O prato forte do dia inaugural do cartaz, no entanto, coube a Pedro Moreira que levou o seu Sax Ensemble aos claustros do Museu Grão Vasco, magnífica localização com nobreza granítica que foi cenário perfeito para uma música que tem ela mesmo muito de solene. O líder e maestro do colectivo (o mesmo que dirigiu a orquestra que secundou Sam The Kid no Coliseu dos Recreios de Lisboa) explicou que a suite que ontem ali se apresentou nasceu como peça com dimensão coral para um bailado da Gulbenkian, mas que logo nessa ocasião nasceu em si a ideia de transpor muitas dessas partes para outras “vozes”, a dos saxofones.  Com Pedro Moreira e Mateja Dolsak a ocuparem-se dos tenores, Ricardo Toscano e Daniel Sousa nos altos, Tomás Marques e Bernardo Tinoco nos sopranos e ainda Francisco Andrade e João Capinha nos ressoantes barítonos, o duplo quarteto provou ser fonte de inesgotável exuberância cromática, algo que o líder soube aproveitar da melhor maneira na filigrana das peças que existem num delicioso limbo algures entre a composição contemporânea de tradição algo minimalista e um jazz mais lírico e ainda assim livre, expresso sobretudo nos fantásticos solos que praticamente todos os músicos puderam assinar, com destaque (pelo menos para o par de ouvidos que escutou o que estas linhas traduzem) para as investidas certeiras, imaginativas e carregadas de carácter de Toscano, Tinoco, Marques e Andrade. Mário Franco no contrabaixo – notável o momento em que pegou no arco, mas também a conversa ao cair do pano com Ricardo Toscano – e Luís Candeias na bateria deixaram igualmente bem claro que são elementos cruciais na original fórmula de Pedro Moreira, suportando tanto fugas como aproximações ao swing.
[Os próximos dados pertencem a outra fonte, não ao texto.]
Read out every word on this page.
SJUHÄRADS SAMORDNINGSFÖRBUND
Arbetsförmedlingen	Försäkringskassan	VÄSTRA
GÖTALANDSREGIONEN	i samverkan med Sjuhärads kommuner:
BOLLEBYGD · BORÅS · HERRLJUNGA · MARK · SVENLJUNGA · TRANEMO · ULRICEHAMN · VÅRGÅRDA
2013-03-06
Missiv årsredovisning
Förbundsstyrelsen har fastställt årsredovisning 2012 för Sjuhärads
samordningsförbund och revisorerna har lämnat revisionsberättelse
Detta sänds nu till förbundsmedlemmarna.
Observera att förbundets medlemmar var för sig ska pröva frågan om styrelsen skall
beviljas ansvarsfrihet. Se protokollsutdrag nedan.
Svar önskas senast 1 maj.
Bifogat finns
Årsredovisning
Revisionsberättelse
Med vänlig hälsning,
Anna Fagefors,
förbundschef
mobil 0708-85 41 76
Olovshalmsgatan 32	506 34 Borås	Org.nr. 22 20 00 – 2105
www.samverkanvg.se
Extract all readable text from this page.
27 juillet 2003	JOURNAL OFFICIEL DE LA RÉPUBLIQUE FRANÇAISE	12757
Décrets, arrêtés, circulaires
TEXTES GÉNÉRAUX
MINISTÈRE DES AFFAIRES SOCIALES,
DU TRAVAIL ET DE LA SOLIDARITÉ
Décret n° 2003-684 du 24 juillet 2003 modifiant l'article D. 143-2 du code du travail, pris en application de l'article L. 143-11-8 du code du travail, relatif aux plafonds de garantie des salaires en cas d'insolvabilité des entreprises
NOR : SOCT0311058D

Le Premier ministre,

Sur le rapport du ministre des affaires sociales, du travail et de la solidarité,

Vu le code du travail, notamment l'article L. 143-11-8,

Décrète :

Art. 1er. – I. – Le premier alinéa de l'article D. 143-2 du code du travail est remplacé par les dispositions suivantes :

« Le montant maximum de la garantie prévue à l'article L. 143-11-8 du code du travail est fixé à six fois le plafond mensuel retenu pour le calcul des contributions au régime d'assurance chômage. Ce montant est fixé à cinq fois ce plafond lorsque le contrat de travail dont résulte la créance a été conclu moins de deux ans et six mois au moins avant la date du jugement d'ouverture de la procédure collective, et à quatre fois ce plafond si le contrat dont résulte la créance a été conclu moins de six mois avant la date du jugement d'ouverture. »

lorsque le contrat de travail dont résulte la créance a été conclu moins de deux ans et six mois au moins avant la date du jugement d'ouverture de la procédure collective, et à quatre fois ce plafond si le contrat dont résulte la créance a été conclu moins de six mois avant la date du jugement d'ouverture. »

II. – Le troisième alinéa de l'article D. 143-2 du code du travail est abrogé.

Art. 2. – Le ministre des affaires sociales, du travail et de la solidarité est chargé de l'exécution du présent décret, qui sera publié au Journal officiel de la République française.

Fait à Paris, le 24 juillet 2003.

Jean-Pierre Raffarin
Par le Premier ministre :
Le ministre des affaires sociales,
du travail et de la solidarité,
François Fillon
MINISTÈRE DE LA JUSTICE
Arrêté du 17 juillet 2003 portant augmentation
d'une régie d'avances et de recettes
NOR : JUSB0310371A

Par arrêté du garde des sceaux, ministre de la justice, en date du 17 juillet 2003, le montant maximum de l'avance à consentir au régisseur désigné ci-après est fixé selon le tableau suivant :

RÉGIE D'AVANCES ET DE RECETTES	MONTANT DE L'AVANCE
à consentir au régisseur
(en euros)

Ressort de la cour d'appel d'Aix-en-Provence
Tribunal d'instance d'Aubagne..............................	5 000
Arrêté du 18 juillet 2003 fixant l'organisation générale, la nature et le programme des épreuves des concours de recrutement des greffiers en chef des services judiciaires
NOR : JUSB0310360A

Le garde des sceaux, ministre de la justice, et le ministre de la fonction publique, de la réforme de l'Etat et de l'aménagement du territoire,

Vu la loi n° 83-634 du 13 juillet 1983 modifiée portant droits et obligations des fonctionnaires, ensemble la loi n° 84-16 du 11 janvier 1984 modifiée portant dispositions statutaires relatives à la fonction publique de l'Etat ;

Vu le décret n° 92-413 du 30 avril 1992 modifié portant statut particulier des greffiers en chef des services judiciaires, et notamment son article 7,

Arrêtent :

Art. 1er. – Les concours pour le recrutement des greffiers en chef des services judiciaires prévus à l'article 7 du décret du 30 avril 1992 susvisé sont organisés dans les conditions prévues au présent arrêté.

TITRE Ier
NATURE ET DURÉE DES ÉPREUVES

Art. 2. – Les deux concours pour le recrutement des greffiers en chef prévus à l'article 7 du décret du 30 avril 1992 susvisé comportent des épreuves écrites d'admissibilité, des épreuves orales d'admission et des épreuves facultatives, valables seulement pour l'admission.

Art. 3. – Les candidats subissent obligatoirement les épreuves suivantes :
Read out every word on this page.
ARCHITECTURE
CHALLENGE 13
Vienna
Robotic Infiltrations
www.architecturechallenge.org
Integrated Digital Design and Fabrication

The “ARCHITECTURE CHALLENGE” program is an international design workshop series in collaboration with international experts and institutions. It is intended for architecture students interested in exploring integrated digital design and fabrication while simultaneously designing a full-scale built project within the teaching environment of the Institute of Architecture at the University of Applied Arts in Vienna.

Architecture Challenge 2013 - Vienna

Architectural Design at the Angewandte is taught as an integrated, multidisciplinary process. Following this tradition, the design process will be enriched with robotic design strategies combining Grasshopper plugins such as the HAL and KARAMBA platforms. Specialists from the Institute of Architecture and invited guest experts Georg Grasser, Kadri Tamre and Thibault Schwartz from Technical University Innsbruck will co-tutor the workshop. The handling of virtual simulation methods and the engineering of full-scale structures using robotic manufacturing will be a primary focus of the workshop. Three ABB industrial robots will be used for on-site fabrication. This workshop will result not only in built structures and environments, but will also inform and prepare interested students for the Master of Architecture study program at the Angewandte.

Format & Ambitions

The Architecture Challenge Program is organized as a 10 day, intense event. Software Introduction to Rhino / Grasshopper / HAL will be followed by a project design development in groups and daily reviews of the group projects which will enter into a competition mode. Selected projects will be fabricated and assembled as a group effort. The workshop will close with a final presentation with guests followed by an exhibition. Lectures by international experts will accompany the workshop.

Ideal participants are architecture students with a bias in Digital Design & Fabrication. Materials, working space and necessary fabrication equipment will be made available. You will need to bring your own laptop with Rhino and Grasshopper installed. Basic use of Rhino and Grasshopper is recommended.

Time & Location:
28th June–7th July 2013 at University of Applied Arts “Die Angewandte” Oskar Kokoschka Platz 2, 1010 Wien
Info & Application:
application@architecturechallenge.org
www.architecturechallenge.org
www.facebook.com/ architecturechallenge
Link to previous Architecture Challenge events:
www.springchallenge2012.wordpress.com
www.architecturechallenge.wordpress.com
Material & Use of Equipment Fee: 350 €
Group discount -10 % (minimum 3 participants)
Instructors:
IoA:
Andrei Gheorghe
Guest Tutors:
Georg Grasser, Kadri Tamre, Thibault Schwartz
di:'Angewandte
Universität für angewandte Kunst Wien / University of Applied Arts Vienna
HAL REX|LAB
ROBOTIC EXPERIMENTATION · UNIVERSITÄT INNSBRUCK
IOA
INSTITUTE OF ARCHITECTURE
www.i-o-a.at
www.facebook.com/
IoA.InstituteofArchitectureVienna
A noite terminou com muitos dos músicos em amena conversa numa das esplanadas do centro histórico, partilhando-se histórias de jam sessions em Nova Iorque que mereciam ser ouvidas por muito mais gente… Talvez porque ontem não houve espaço no programa para esses informais, mas tantas vezes incríveis encontros de músicos criativos. Algo que hoje já acontecerá, com o Carmo81 preparado para receber quem se quiser aventurar depois do último concerto do dia que será resultado de encontro do Colectivo Gira Sol Azul com Jason Rebello e Sumudu no palco do Parque Aquilino Ribeiro. Antes disso haverá ainda Peixe Boi no Jardim da Casa do Miradouro.